Sam Stovall, chief investment strategist of CFRA Research, told Forbes statistics suggest that whenever the S&P 500 set a new high in January, additional new highs were set in February 74% of the time.

“What’s more, whenever there were new highs in both January and February, the full-year return averaged +15.8% — and rose in price 88% of the years.”

“That 15.8% tops the 9.2% annual average for all years since 1954, which was the year the S&P 500 set its first all-time high after the stock market crash of 1929,” Stovall said.

However Yung-Yu Ma, chief investment officer at BMO Wealth Management, also told Forbes that investors should be cautious given there may be limited upside in the near term.

“Our message for investors is to maintain balanced risk that fits with the current backdrop and include high-quality fixed income investments in portfolios, which provides both yield and stability,” Ma said.

 

In other markets …

Gold price fell further by -0.70% to US$2,024.29 an ounce.

“In my opinion, the downward trend of the gold price extends to below US$2020…” said Rania Gule, market analyst at XS.com

Oil prices lifted by almost +1%, with Brent now trading at US$78.02 a barrel.

The benchmark 10-year US Treasury yield skyrocketed further by 13 basis points (bond prices lower) to 4.17% after comments by Fed Chair Powell aired last night.

Iron ore futures slipped by -0.5% to US$125.70 a tonne.

The Aussie dollar fell a further -0.4% to US64.82c as the USD appreciated against all major currencies.

Meanwhile, Bitcoin was down -1% % in the last 24 hours to US$42,368.

 

5 ASX small caps to watch today

RLF AgTech (ASX:RLF)
Half year FY24 unaudited revenue was $3.9 million, around 40% higher than the pcp.
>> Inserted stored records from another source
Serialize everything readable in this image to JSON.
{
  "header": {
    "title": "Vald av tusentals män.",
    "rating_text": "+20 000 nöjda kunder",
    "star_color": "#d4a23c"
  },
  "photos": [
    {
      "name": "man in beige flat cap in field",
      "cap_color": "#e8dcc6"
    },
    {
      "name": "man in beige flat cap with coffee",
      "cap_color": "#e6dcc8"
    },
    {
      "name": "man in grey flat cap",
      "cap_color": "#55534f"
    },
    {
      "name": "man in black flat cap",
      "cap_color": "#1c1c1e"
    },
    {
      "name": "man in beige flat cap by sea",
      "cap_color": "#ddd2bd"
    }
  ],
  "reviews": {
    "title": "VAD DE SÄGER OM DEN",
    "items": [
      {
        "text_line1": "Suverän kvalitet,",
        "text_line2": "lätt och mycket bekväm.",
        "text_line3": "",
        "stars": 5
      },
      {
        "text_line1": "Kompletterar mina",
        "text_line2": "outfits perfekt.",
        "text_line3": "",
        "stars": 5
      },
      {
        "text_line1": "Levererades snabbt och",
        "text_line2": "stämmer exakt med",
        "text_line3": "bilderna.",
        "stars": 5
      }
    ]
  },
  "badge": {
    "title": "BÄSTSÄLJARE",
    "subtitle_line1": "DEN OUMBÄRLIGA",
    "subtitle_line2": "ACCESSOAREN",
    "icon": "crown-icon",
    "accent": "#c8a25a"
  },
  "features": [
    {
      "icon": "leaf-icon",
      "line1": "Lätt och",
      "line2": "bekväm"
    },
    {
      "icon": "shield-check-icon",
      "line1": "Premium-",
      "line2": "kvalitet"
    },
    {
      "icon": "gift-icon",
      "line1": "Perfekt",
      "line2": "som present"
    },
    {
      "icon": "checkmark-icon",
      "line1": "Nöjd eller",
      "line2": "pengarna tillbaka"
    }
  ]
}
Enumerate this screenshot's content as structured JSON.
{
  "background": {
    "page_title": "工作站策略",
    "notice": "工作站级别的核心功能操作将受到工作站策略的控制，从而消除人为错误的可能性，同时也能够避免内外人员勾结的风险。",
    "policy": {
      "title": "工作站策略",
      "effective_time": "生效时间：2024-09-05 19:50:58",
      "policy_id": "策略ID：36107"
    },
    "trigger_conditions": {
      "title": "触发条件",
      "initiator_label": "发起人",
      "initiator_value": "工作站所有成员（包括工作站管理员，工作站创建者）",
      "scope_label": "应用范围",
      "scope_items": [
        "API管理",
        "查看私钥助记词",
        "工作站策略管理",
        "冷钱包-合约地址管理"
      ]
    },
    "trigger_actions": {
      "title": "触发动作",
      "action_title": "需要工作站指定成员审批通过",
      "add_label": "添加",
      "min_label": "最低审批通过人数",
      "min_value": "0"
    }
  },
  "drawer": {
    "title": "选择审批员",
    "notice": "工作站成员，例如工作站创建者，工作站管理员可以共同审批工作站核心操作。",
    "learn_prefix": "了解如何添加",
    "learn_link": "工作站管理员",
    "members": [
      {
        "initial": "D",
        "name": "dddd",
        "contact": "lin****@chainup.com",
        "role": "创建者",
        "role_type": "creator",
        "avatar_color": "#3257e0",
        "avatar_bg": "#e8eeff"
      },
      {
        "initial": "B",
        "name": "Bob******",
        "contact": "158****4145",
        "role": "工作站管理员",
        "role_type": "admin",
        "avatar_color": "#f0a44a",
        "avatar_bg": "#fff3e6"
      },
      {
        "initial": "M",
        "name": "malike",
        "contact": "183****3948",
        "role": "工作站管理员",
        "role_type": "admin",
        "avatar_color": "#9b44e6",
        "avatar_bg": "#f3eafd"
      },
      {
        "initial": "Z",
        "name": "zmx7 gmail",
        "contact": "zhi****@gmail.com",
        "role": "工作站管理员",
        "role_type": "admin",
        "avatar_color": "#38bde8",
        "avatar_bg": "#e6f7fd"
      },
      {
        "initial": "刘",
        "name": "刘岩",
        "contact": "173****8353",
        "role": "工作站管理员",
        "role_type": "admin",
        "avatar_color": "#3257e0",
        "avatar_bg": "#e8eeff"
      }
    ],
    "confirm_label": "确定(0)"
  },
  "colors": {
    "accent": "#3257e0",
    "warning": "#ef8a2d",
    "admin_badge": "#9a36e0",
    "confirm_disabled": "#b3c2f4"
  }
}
The company forecasts that around 25% of its annual revenue would be generated during this half. RLF said it remains on track to achieve the market guidance range of $15m to $16m for the full year of FY24.

Janison Education (ASX:JAN)
Janison announced that it has signed an agreement with the NSW Department of Education and Cambridge University Press & Assessment to deliver the state’s selective education placement tests as a computer-based test, via its digital assessment platform. The agreement is expected to generate up to $45m in revenue, provided all work stages are approved.

AFT Pharmaceuticals (ASX:AFP)
AFT announced that Maxigesic IV, the patented intravenous form of pain relief medicines, has today been launched in the US by its licensee, Hikma Pharmaceuticals. The launch of the medicine, under the brand Combogesic IV, is the first patented, NZ developed medicine with clinical studies in the world’s largest healthcare market. The first commercial sale of the medicine in the US is expected in the coming weeks, a milestone that will trigger a US$6 million licensee fee to AFT.

Infini Resources (ASX:I88)
Drone magnetic survey, MMI soil sampling, desktop geological studies and review of historical data have delivered multiple lithium exploration target areas. Three major greenstone target corridors of interest measuring ~6km, ~6km and ~5km in length were identified at Paterson Lake Lithium Project. In addition, seven large lithium geochemical anomalies were identified in MMI soil sampling results.

Verbrec (ASX:VBC)
The engineering company said it’s on track to meet operational savings goals, along with improved gross margins in H1 FY24, which is expected to be between 33.7% and 36.1% compared to 25.5% in the pcp. Looking ahead, Verbrec said it will continue to invest in its core businesses, focussing on growth areas including electrification, gas market transition and green commodities.

 

At Stockhead we tell it like it is. While RLF AgTech is a Stockhead advertiser, it did not sponsor this article.